En el año 1514, los
conquistadores españoles fundaron en un ameno valle del sur de Cuba, apenas a
una legua del mar, un modesto enclave al que llamaron villa de la Santísima
Trinidad. Estas fundaciones del Nuevo Mundo tenían por punto de partida el
desbroce de un terreno que serviría de plaza pública y la celebración de una
misa, en un improvisado altar, casi siempre a la sombra de un árbol.
Es curioso que el sitio
escogido para la fundación de Trinidad no estuviera próximo al mar o en la
inmediata vecindad de un río, como si los conquistadores hubieran subordinado
esas necesidades al clima y al panorama que se disfruta desde esa especie de
anfiteatro natural que es como un palco gigantesco frente al Caribe.
El nuevo asiento estuvo
marcado, desde temprano, por la precariedad y la deserción: como tantos otros
pueblos de la región, fue un apeadero en el camino de la conquista de Tierra
Firme; pero tal vez se despobló, al principio, más que otros. Justo a los cinco
años de ser fundada, cuando apenas era un caserío que empezaba a crecer por
cuenta de la ganadería, llegó Hernán Cortés y se llevó a casi todos los
hombres, entre ellos a algunos vecinos que, de pacíficos hacendados, terminaron
por convertirse en audaces guerreros –como Pedro de Alvarado, que se destacaría
en la conquista de Mesoamérica.
Por los próximos doscientos
años, Trinidad tiene un desarrollo muy lento, que tal vez podría calificarse de
raquítico. En ese tiempo se enfrentó alguna vez a corsarios y piratas (o fue
víctima de sus saqueos) y comerció asiduamente con contrabandistas. Su época de
prosperidad empieza en el siglo XVIII, y particularmente a fines de ese siglo,
cuando la revolución haitiana da lugar al gran auge del azúcar y el café de
Cuba. Es entonces que el llamado Valle de los Ingenios se convierte en un
emporio que enriquece a los trinitarios. Es la época en que se construyen las
grandes casonas y rueda el oro, con el estigma indiscutible de que esa
prosperidad, que marca el carácter definitivo de la ciudad, se sustenta sobre
el trabajo esclavo de decenas de miles de negros.
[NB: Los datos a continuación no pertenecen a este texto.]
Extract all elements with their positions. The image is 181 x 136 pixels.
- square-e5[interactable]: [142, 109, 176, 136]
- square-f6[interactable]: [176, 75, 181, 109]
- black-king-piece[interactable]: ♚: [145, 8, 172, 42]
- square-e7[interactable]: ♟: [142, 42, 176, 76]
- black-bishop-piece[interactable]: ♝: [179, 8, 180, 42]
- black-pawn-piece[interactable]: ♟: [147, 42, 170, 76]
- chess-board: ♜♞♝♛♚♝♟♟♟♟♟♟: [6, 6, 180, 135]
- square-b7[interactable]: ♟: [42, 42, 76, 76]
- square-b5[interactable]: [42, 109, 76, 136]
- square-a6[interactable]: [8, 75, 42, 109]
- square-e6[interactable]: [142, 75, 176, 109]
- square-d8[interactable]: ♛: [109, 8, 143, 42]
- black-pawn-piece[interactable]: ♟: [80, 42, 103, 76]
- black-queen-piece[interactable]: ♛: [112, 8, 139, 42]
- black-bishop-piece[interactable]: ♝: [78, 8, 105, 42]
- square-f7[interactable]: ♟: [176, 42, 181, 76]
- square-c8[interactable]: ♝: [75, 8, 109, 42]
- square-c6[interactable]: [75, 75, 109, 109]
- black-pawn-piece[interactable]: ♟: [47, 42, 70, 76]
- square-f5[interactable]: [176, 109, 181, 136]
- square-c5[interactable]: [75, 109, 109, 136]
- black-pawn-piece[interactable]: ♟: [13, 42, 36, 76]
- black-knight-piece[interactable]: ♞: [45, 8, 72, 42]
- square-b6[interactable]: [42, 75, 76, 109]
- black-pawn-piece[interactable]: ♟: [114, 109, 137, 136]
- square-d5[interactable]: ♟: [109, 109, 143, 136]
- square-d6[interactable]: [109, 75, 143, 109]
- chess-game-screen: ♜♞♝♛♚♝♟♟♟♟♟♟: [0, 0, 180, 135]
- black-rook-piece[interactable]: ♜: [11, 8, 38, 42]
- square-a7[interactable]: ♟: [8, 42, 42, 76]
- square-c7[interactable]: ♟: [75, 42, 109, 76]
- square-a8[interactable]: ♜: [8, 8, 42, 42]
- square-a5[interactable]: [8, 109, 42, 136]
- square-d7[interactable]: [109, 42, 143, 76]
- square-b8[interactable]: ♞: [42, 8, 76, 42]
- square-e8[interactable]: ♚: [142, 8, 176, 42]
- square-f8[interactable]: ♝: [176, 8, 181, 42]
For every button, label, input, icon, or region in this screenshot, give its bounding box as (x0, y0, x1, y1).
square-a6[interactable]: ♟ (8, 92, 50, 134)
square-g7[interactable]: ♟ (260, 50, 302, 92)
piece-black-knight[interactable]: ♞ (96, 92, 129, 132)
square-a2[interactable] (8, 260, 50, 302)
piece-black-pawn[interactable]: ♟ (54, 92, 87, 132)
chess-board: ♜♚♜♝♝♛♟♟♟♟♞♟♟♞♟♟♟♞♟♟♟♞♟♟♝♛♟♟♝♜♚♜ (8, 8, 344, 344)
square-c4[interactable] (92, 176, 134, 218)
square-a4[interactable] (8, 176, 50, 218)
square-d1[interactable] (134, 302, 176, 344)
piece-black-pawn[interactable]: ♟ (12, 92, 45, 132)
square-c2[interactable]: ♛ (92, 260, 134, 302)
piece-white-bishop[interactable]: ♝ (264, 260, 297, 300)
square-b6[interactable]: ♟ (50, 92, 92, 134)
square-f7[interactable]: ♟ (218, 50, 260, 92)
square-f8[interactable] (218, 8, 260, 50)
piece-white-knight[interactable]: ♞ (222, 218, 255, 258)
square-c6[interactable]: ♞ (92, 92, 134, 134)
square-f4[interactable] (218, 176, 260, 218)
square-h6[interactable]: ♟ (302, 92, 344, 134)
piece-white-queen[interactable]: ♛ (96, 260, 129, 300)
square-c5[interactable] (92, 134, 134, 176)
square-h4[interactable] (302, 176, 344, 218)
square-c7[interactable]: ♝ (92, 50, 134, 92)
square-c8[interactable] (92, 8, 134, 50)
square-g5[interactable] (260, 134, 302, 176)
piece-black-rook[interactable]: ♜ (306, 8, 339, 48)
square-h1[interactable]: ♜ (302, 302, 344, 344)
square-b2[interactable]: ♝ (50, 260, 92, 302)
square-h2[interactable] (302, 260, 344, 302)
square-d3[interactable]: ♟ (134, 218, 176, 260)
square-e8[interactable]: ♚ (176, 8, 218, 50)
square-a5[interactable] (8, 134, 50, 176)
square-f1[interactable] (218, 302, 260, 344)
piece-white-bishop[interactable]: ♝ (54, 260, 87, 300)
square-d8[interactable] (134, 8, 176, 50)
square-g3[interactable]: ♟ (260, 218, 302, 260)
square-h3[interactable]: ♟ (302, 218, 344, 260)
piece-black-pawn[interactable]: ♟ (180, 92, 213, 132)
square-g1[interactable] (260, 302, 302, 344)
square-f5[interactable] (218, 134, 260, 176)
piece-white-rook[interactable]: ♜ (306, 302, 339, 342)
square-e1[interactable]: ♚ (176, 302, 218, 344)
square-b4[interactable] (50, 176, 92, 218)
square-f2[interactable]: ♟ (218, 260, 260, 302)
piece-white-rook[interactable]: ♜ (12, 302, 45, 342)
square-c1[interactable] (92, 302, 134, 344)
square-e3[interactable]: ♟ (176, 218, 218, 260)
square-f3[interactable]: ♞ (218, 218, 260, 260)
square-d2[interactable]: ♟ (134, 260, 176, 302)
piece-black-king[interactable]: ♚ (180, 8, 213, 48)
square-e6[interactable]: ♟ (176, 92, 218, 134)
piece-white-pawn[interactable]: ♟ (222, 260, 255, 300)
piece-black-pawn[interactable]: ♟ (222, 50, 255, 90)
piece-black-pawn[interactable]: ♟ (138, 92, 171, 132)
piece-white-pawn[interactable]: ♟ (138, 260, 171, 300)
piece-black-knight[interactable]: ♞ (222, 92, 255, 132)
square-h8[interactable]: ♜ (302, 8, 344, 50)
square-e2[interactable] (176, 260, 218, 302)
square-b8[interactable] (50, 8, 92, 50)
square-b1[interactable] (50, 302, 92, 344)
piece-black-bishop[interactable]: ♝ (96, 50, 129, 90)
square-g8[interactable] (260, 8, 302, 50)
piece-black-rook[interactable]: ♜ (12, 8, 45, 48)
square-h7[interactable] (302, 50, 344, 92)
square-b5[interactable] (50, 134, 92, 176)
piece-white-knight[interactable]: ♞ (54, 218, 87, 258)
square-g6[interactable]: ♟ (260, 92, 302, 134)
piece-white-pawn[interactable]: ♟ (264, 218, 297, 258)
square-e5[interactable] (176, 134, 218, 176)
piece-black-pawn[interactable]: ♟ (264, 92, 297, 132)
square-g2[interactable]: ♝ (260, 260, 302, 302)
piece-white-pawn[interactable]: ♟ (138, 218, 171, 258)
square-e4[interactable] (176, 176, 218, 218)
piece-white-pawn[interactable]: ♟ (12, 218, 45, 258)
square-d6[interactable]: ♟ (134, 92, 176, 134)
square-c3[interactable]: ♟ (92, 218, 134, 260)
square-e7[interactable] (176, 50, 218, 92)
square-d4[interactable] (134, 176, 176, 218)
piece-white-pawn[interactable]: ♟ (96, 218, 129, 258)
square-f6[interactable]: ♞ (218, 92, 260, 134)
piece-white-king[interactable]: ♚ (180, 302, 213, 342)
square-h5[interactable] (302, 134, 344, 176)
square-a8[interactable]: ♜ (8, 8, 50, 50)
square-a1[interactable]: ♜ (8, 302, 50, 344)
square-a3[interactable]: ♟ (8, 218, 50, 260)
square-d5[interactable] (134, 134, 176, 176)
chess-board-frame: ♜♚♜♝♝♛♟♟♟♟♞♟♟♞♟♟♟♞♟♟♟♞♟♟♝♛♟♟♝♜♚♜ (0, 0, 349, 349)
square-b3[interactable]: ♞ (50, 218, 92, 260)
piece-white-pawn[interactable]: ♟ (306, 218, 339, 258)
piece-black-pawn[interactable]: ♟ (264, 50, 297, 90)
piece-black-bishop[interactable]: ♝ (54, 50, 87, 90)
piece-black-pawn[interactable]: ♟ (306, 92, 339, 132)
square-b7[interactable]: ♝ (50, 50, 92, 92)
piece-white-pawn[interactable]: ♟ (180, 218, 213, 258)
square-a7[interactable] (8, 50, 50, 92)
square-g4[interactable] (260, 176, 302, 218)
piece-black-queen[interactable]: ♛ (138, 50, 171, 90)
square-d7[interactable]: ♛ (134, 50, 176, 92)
La ciudad adquirió su perfil
definitivo en esa opulenta primera mitad del siglo XIX, que es también el
tiempo en que se afincan los ilustres apellidos de la oligarquía local: Iznaga,
Borrell, Brunet, Béquer, Cantero… cuyas viviendas, o sus ruinas, hoy muestran a
los turistas. En esa época Trinidad llegó a ser la capital de la región central
de Cuba y sus clases altas derrochaban en lujos suntuarios, con casas
mercantiles que importaban directamente artículos de Europa. El conde de Brunet
edificó un teatro digno de cualquier principado alemán; Justo Germán Cantero
hizo enlosar de mármol el cauce del río que pasaba por su quinta de recreo para
disfrutar de una enorme piscina natural; Juan Guillermo Béquer levantó un
palacete estilo georgiano con fuentes de las que manaba vino y champaña en sus
fabulosos saraos. De estas maravillas no quedan hoy más que algunos muros
ruinosos.
El empobrecimiento de los
suelos, la falta de previsión empresarial, la competencia de otros puertos de
embarque se citan entre las causas del declive económico que le sobrevendría a
la ciudad a partir de los años sesenta del siglo XIX. Cuando adviene la
república, Trinidad es una ciudad venida a menos que, prácticamente aislada del
resto del país, se dedica a rumiar su decadencia, a reafirmar sus costumbres y
sus tradiciones. En medio de una nación que se proyecta hacia la modernidad y
que se aprovecha notablemente de la vecindad de Estados Unidos, Trinidad
empieza a ser admirada como un asombroso reducto del mundo colonial. La pobreza
y el aislamiento sirven a los fines de la preservación.
En los fabulosos años
cincuenta, acaso la época de mayor pujanza de la Cuba que precedió al
castrismo, un nuevo auge económico parecía llamado a devolverle el esplendor a
la ciudad; pero la imposición de un régimen totalitario frustró esas
esperanzas. Trinidad no es inmune a la devastación castrista, por mucho que se
esfuercen en decir lo contrario los visitantes ingenuos y los nativos malvados.
Pese a la dedicación y al empeño de algunos honestos especialistas en la
conservación local, el resultado neto en un maquillaje fraudulento y atroz.
Medio milenio después de que aquel grupo de intrépidos
españoles le diera nombre, la villa de la Santísima Trinidad –desprovista de
muchas de las familias que alguna vez la enriquecieran y le dieran arraigo y
solera a sus tradiciones – corre el riesgo de conservarse caricaturescamente,
sin que por ello la modernidad esté a punto de transformarla. Algo para llorar.